LA BÉNOUÉ ET LE LOGONE SOUS LES PROJECTEURS
Premier arrêt significatif : la région du Nord, autour de Garoua et de Lagdo, où sont déployés les projets VIVA-Bénoué et VIVA-Logone. Dès le lundi 4 mai, la délégation effectuera des visites de terrain sur les chantiers en cours : aménagement de près de 6 000 hectares de périmètres irrigués, construction de digues le long de la Bénoué — 18,1 km en rive gauche, 15,7 km en rive droite —, réhabilitation de surfaces agricoles existantes. Le Centre d’Innovation Technologique (CIT) de Lagdo figurera également au programme, témoignant d’une approche qui entend conjuguer infrastructure hydraulique et modernisation des pratiques agricoles.
Le mercredi 6 mai, la délégation se rendra dans le département du Mayo-Danay, à Yagoua, pour inspecter les travaux de réhabilitation des périmètres relevant du projet VIVA-Logone, notamment le périmètre SP2 et le tracé de la conduite forcée. Le lendemain, cap sur Zina, dans le Logone-etChari, pour une visite des aménagements hydroagricoles réalisés dans le cadre du Plan d’Urgence Triennal pour l’Accélération de la Croissance (PLANUT) : station de pompage, canaux d’irrigation, parcelles aménagées — autant d’infrastructures destinées à transformer durablement le potentiel agricole du bassin du Lac Tchad.
DES ÉQUIPEMENTS REMIS AUX POPULATIONS
Au-delà des visites de chantiers, cette mission comportera une dimension hautement opérationnelle : la rétrocession officielle d’équipements et de matériels acquis dans le cadre de plusieurs programmes publics. À Lagdo, puis à Yagoua, et enfin à Kousseri, des cérémonies solennelles ponctueront le déplacement. Associations d’usagers de l’eau, coopératives agricoles, groupes de jeunes et de femmes, promoteurs de plans d’affaires agropastoraux : les bénéficiaires du Plan Intégré d’Import-Substitution Agro-pastoral et Halieutique (PIISAH) et du Projet de Relance et de Développement de la Région du Lac Tchad (PROLAC) recevront directement des mains du MINEPAT matériels et engins agricoles — tracteurs inclus.
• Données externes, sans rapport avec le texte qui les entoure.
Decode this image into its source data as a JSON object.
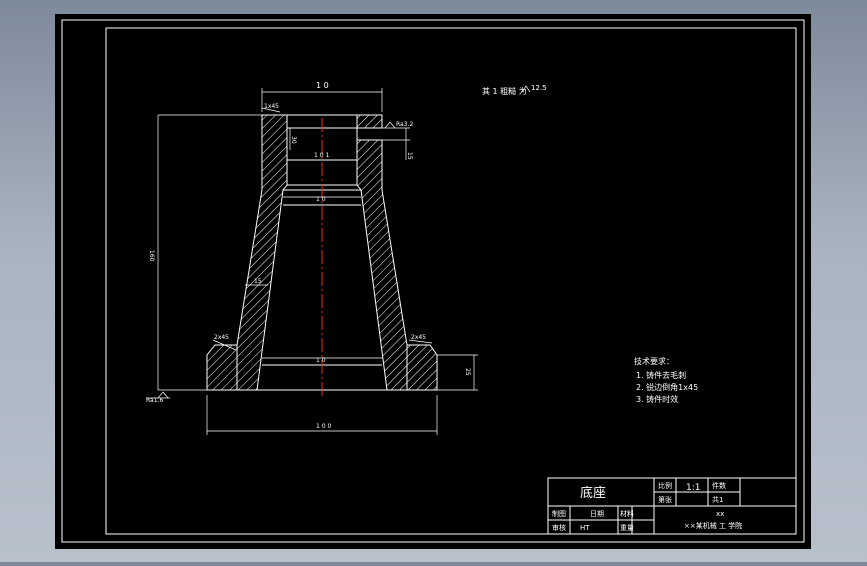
{
  "colors": {
    "background": "#000000",
    "line": "#ffffff",
    "centerline": "#ff2020",
    "hatch": "#ffffff"
  },
  "annotations": {
    "top_width": "1 0",
    "surface_note": "其 1 粗糙 为",
    "surface_note_value": "12.5",
    "chamfer_top_left": "1x45",
    "roughness_right": "Ra3.2",
    "dim_side_small": "15",
    "dim_left_inner": "30",
    "dim_inner_top": "1 0 1",
    "dim_inner_mid": "1 0",
    "dim_inner_bottom": "1 0",
    "dim_overall_height": "160",
    "dim_wall": "15",
    "chamfer_bottom_left": "2x45",
    "chamfer_bottom_right": "2x45",
    "dim_base_height": "25",
    "roughness_bottom": "Ra1.6",
    "dim_base_width": "1 0 0"
  },
  "notes": {
    "title": "技术要求：",
    "items": [
      "1. 铸件去毛刺",
      "2. 锐边倒角1x45",
      "3. 铸件时效"
    ]
  },
  "title_block": {
    "part_name": "底座",
    "scale_label": "比例",
    "scale_value": "1:1",
    "qty_label": "件数",
    "qty_value": "1",
    "sheet_label": "第张",
    "sheet_value": "共1",
    "drawn_label": "制图",
    "drawn_date": "日期",
    "material_label": "材料",
    "check_label": "审核",
    "check_value": "HT",
    "weight_label": "重量",
    "company_line1": "xx",
    "company_line2": "××某机械 工 学院"
  }
}
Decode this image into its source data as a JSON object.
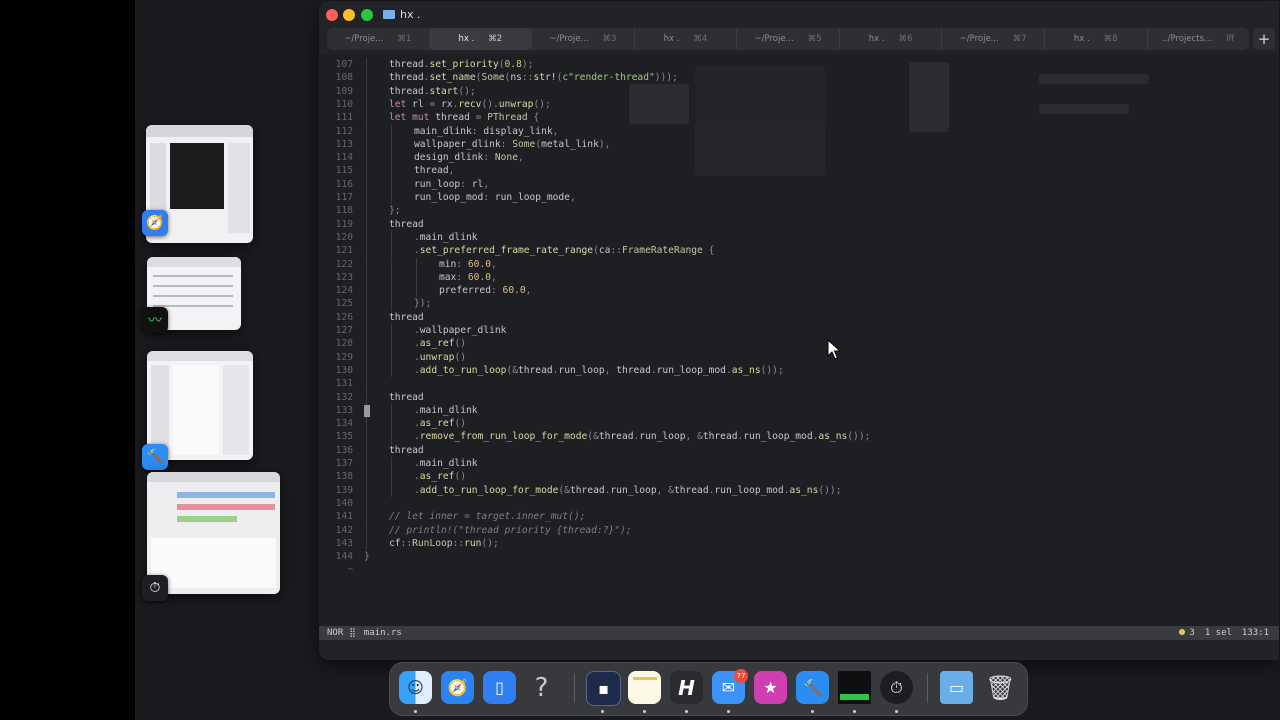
{
  "window": {
    "title": "hx .",
    "tabs": [
      {
        "label": "~/Proje...",
        "shortcut": "⌘1",
        "active": false
      },
      {
        "label": "hx .",
        "shortcut": "⌘2",
        "active": true
      },
      {
        "label": "~/Proje...",
        "shortcut": "⌘3",
        "active": false
      },
      {
        "label": "hx .",
        "shortcut": "⌘4",
        "active": false
      },
      {
        "label": "~/Proje...",
        "shortcut": "⌘5",
        "active": false
      },
      {
        "label": "hx .",
        "shortcut": "⌘6",
        "active": false
      },
      {
        "label": "~/Proje...",
        "shortcut": "⌘7",
        "active": false
      },
      {
        "label": "hx .",
        "shortcut": "⌘8",
        "active": false
      },
      {
        "label": "../Projects...",
        "shortcut": "lff",
        "active": false
      }
    ],
    "new_tab": "+"
  },
  "editor": {
    "lines": [
      {
        "n": "107",
        "indent": 1,
        "tokens": [
          [
            "fld",
            "thread"
          ],
          [
            "pr",
            "."
          ],
          [
            "fn",
            "set_priority"
          ],
          [
            "pr",
            "("
          ],
          [
            "num",
            "0.8"
          ],
          [
            "pr",
            ");"
          ]
        ]
      },
      {
        "n": "108",
        "indent": 1,
        "tokens": [
          [
            "fld",
            "thread"
          ],
          [
            "pr",
            "."
          ],
          [
            "fn",
            "set_name"
          ],
          [
            "pr",
            "("
          ],
          [
            "ty",
            "Some"
          ],
          [
            "pr",
            "("
          ],
          [
            "fld",
            "ns"
          ],
          [
            "pr",
            "::"
          ],
          [
            "fn",
            "str!"
          ],
          [
            "pr",
            "("
          ],
          [
            "str",
            "c\"render-thread\""
          ],
          [
            "pr",
            ")));"
          ]
        ]
      },
      {
        "n": "109",
        "indent": 1,
        "tokens": [
          [
            "fld",
            "thread"
          ],
          [
            "pr",
            "."
          ],
          [
            "fn",
            "start"
          ],
          [
            "pr",
            "();"
          ]
        ]
      },
      {
        "n": "110",
        "indent": 1,
        "tokens": [
          [
            "kw",
            "let"
          ],
          [
            "fld",
            " rl "
          ],
          [
            "pr",
            "= "
          ],
          [
            "fld",
            "rx"
          ],
          [
            "pr",
            "."
          ],
          [
            "fn",
            "recv"
          ],
          [
            "pr",
            "()."
          ],
          [
            "fn",
            "unwrap"
          ],
          [
            "pr",
            "();"
          ]
        ]
      },
      {
        "n": "111",
        "indent": 1,
        "tokens": [
          [
            "kw",
            "let mut"
          ],
          [
            "fld",
            " thread "
          ],
          [
            "pr",
            "= "
          ],
          [
            "ty",
            "PThread"
          ],
          [
            "pr",
            " {"
          ]
        ]
      },
      {
        "n": "112",
        "indent": 2,
        "tokens": [
          [
            "fld",
            "main_dlink"
          ],
          [
            "pr",
            ": "
          ],
          [
            "fld",
            "display_link"
          ],
          [
            "pr",
            ","
          ]
        ]
      },
      {
        "n": "113",
        "indent": 2,
        "tokens": [
          [
            "fld",
            "wallpaper_dlink"
          ],
          [
            "pr",
            ": "
          ],
          [
            "ty",
            "Some"
          ],
          [
            "pr",
            "("
          ],
          [
            "fld",
            "metal_link"
          ],
          [
            "pr",
            "),"
          ]
        ]
      },
      {
        "n": "114",
        "indent": 2,
        "tokens": [
          [
            "fld",
            "design_dlink"
          ],
          [
            "pr",
            ": "
          ],
          [
            "ty",
            "None"
          ],
          [
            "pr",
            ","
          ]
        ]
      },
      {
        "n": "115",
        "indent": 2,
        "tokens": [
          [
            "fld",
            "thread"
          ],
          [
            "pr",
            ","
          ]
        ]
      },
      {
        "n": "116",
        "indent": 2,
        "tokens": [
          [
            "fld",
            "run_loop"
          ],
          [
            "pr",
            ": "
          ],
          [
            "fld",
            "rl"
          ],
          [
            "pr",
            ","
          ]
        ]
      },
      {
        "n": "117",
        "indent": 2,
        "tokens": [
          [
            "fld",
            "run_loop_mod"
          ],
          [
            "pr",
            ": "
          ],
          [
            "fld",
            "run_loop_mode"
          ],
          [
            "pr",
            ","
          ]
        ]
      },
      {
        "n": "118",
        "indent": 1,
        "tokens": [
          [
            "pr",
            "};"
          ]
        ]
      },
      {
        "n": "119",
        "indent": 1,
        "tokens": [
          [
            "fld",
            "thread"
          ]
        ]
      },
      {
        "n": "120",
        "indent": 2,
        "tokens": [
          [
            "pr",
            "."
          ],
          [
            "fld",
            "main_dlink"
          ]
        ]
      },
      {
        "n": "121",
        "indent": 2,
        "tokens": [
          [
            "pr",
            "."
          ],
          [
            "fn",
            "set_preferred_frame_rate_range"
          ],
          [
            "pr",
            "("
          ],
          [
            "fld",
            "ca"
          ],
          [
            "pr",
            "::"
          ],
          [
            "ty",
            "FrameRateRange"
          ],
          [
            "pr",
            " {"
          ]
        ]
      },
      {
        "n": "122",
        "indent": 3,
        "tokens": [
          [
            "fld",
            "min"
          ],
          [
            "pr",
            ": "
          ],
          [
            "num",
            "60.0"
          ],
          [
            "pr",
            ","
          ]
        ]
      },
      {
        "n": "123",
        "indent": 3,
        "tokens": [
          [
            "fld",
            "max"
          ],
          [
            "pr",
            ": "
          ],
          [
            "num",
            "60.0"
          ],
          [
            "pr",
            ","
          ]
        ]
      },
      {
        "n": "124",
        "indent": 3,
        "tokens": [
          [
            "fld",
            "preferred"
          ],
          [
            "pr",
            ": "
          ],
          [
            "num",
            "60.0"
          ],
          [
            "pr",
            ","
          ]
        ]
      },
      {
        "n": "125",
        "indent": 2,
        "tokens": [
          [
            "pr",
            "});"
          ]
        ]
      },
      {
        "n": "126",
        "indent": 1,
        "tokens": [
          [
            "fld",
            "thread"
          ]
        ]
      },
      {
        "n": "127",
        "indent": 2,
        "tokens": [
          [
            "pr",
            "."
          ],
          [
            "fld",
            "wallpaper_dlink"
          ]
        ]
      },
      {
        "n": "128",
        "indent": 2,
        "tokens": [
          [
            "pr",
            "."
          ],
          [
            "fn",
            "as_ref"
          ],
          [
            "pr",
            "()"
          ]
        ]
      },
      {
        "n": "129",
        "indent": 2,
        "tokens": [
          [
            "pr",
            "."
          ],
          [
            "fn",
            "unwrap"
          ],
          [
            "pr",
            "()"
          ]
        ]
      },
      {
        "n": "130",
        "indent": 2,
        "tokens": [
          [
            "pr",
            "."
          ],
          [
            "fn",
            "add_to_run_loop"
          ],
          [
            "pr",
            "(&"
          ],
          [
            "fld",
            "thread"
          ],
          [
            "pr",
            "."
          ],
          [
            "fld",
            "run_loop"
          ],
          [
            "pr",
            ", "
          ],
          [
            "fld",
            "thread"
          ],
          [
            "pr",
            "."
          ],
          [
            "fld",
            "run_loop_mod"
          ],
          [
            "pr",
            "."
          ],
          [
            "fn",
            "as_ns"
          ],
          [
            "pr",
            "());"
          ]
        ]
      },
      {
        "n": "131",
        "indent": 1,
        "tokens": []
      },
      {
        "n": "132",
        "indent": 1,
        "tokens": [
          [
            "fld",
            "thread"
          ]
        ]
      },
      {
        "n": "133",
        "indent": 2,
        "tokens": [
          [
            "pr",
            "."
          ],
          [
            "fld",
            "main_dlink"
          ]
        ]
      },
      {
        "n": "134",
        "indent": 2,
        "tokens": [
          [
            "pr",
            "."
          ],
          [
            "fn",
            "as_ref"
          ],
          [
            "pr",
            "()"
          ]
        ]
      },
      {
        "n": "135",
        "indent": 2,
        "tokens": [
          [
            "pr",
            "."
          ],
          [
            "fn",
            "remove_from_run_loop_for_mode"
          ],
          [
            "pr",
            "(&"
          ],
          [
            "fld",
            "thread"
          ],
          [
            "pr",
            "."
          ],
          [
            "fld",
            "run_loop"
          ],
          [
            "pr",
            ", &"
          ],
          [
            "fld",
            "thread"
          ],
          [
            "pr",
            "."
          ],
          [
            "fld",
            "run_loop_mod"
          ],
          [
            "pr",
            "."
          ],
          [
            "fn",
            "as_ns"
          ],
          [
            "pr",
            "());"
          ]
        ]
      },
      {
        "n": "136",
        "indent": 1,
        "tokens": [
          [
            "fld",
            "thread"
          ]
        ]
      },
      {
        "n": "137",
        "indent": 2,
        "tokens": [
          [
            "pr",
            "."
          ],
          [
            "fld",
            "main_dlink"
          ]
        ]
      },
      {
        "n": "138",
        "indent": 2,
        "tokens": [
          [
            "pr",
            "."
          ],
          [
            "fn",
            "as_ref"
          ],
          [
            "pr",
            "()"
          ]
        ]
      },
      {
        "n": "139",
        "indent": 2,
        "tokens": [
          [
            "pr",
            "."
          ],
          [
            "fn",
            "add_to_run_loop_for_mode"
          ],
          [
            "pr",
            "(&"
          ],
          [
            "fld",
            "thread"
          ],
          [
            "pr",
            "."
          ],
          [
            "fld",
            "run_loop"
          ],
          [
            "pr",
            ", &"
          ],
          [
            "fld",
            "thread"
          ],
          [
            "pr",
            "."
          ],
          [
            "fld",
            "run_loop_mod"
          ],
          [
            "pr",
            "."
          ],
          [
            "fn",
            "as_ns"
          ],
          [
            "pr",
            "());"
          ]
        ]
      },
      {
        "n": "140",
        "indent": 1,
        "tokens": []
      },
      {
        "n": "141",
        "indent": 1,
        "tokens": [
          [
            "cm",
            "// let inner = target.inner_mut();"
          ]
        ]
      },
      {
        "n": "142",
        "indent": 1,
        "tokens": [
          [
            "cm",
            "// println!(\"thread priority {thread:?}\");"
          ]
        ]
      },
      {
        "n": "143",
        "indent": 1,
        "tokens": [
          [
            "fld",
            "cf"
          ],
          [
            "pr",
            "::"
          ],
          [
            "ty",
            "RunLoop"
          ],
          [
            "pr",
            "::"
          ],
          [
            "fn",
            "run"
          ],
          [
            "pr",
            "();"
          ]
        ]
      },
      {
        "n": "144",
        "indent": 0,
        "tokens": [
          [
            "pr",
            "}"
          ]
        ]
      },
      {
        "n": "~",
        "indent": 0,
        "tokens": []
      }
    ],
    "cursor_line": "133"
  },
  "statusbar": {
    "mode": "NOR",
    "separator": "⣿",
    "file": "main.rs",
    "diagnostics": "3",
    "selections": "1 sel",
    "position": "133:1"
  },
  "dock": {
    "mail_badge": "77",
    "icons": [
      "finder-icon",
      "safari-icon",
      "simulator-icon",
      "help-icon",
      "terminal-icon",
      "notes-icon",
      "hammer-icon",
      "mail-icon",
      "instruments-icon",
      "xcode-icon",
      "activity-monitor-icon",
      "speedometer-icon",
      "downloads-folder-icon",
      "trash-icon"
    ]
  },
  "colors": {
    "accent": "#3b86f7",
    "close": "#fe5f57",
    "minimize": "#febc2e",
    "zoom": "#28c840"
  }
}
La journée du vendredi 8 mai à Kousseri constituera l’un des temps forts de la mission : outre la remise de tracteurs aux bénéficiaires du PROLAC et l’attribution d’équipements agricoles et piscicoles dans le cadre du PDRI-CL, la délégation procédera à l’inauguration d’un Complexe de Poissonnerie et à la rétrocession du Laboratoire de Climatologie et de Météorologie de l’Université de Maroua — un équipement scientifique dont la vocation est de renforcer la résilience des populations face aux effets croissants du changement climatique dans cette zone sahélienne.
ACCÉLÉRER LA TRANSFORMATION STRUCTURELLE
Au fond, cette mission de terrain illustre une ambition gouvernementale plus large : celle de faire des régions septentrionales un levier de la transformation structurelle de l’économie nationale. Le développement du secteur agropastoral, la promotion de l’import-substitution et la sécurité alimentaire figurent au cœur des priorités de la SND30. Dans des régions longtemps perçues comme fragiles sur le plan sécuritaire et économique, ces projets visent à démontrer que l’investissement public, lorsqu’il est bien ciblé et accompagné, peut générer des effets durables sur les conditions de vie des populations — et contribuer, à terme, à réduire le déficit de la balance commerciale du pays.